2. The method for detecting the performance of an insulation board according to claim 1, wherein: the supporting frame is provided with a bayonet, and the depth of the bayonet is smaller than the thickness of the heat insulation board.

3. The method for detecting the performance of an insulation board according to claim 2, wherein: the bottom of the bayonet is flush with the upper surface of the broken pieces.

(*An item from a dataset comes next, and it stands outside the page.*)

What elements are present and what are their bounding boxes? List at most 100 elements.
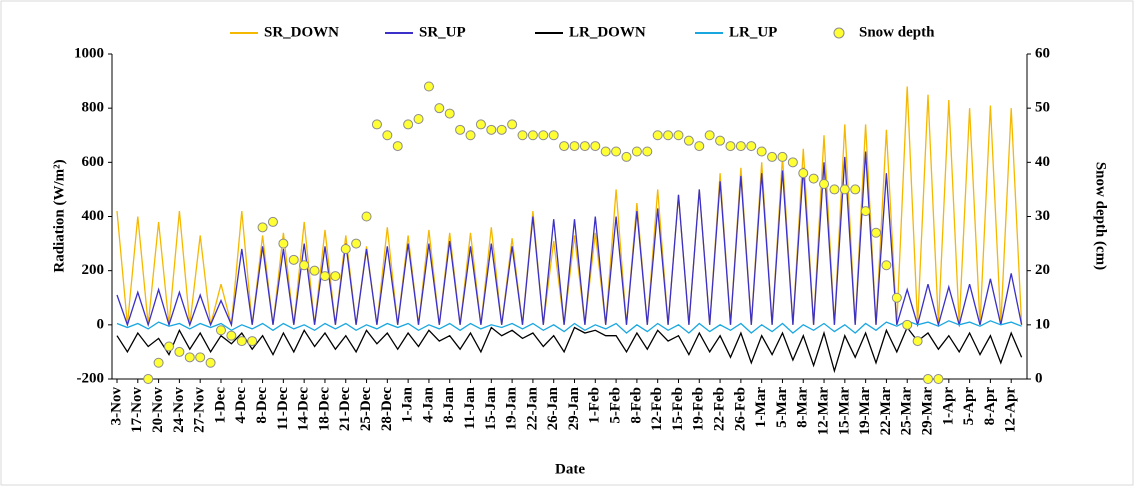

4. A method of testing insulation board performance according to claim 3, wherein: the machine frame is fixedly provided with an air cylinder, an output shaft of the air cylinder is fixedly provided with a stepping motor, and the connecting plate is fixedly connected with the output shaft of the stepping motor.

5. The method for detecting the performance of an insulation board according to claim 4, wherein: a servo motor is fixed on the frame, and an output shaft of the servo motor penetrates through the bottom of the supporting frame and is fixedly connected with the lower surface of the crushing block.

6. The method for detecting the performance of an insulation board according to claim 5, wherein: the pressing block is isosceles trapezoid and is contacted with the cutting knife.

7. The method for detecting the performance of an insulation board according to claim 6, wherein: the edges of the broken blocks are fixed with a breaking plate.

8. The method for detecting the performance of an insulation board according to claim 7, wherein: each side of the broken blocks is fixedly provided with a plurality of broken nails.

9. The method for detecting the performance of an insulation board according to claim 8, wherein: the broken nails on each side of the broken pieces are distributed in a staggered manner.

10. The method for detecting the performance of an insulation board according to claim 9, wherein: one side wall of the supporting frame is rotationally connected with the supporting frame.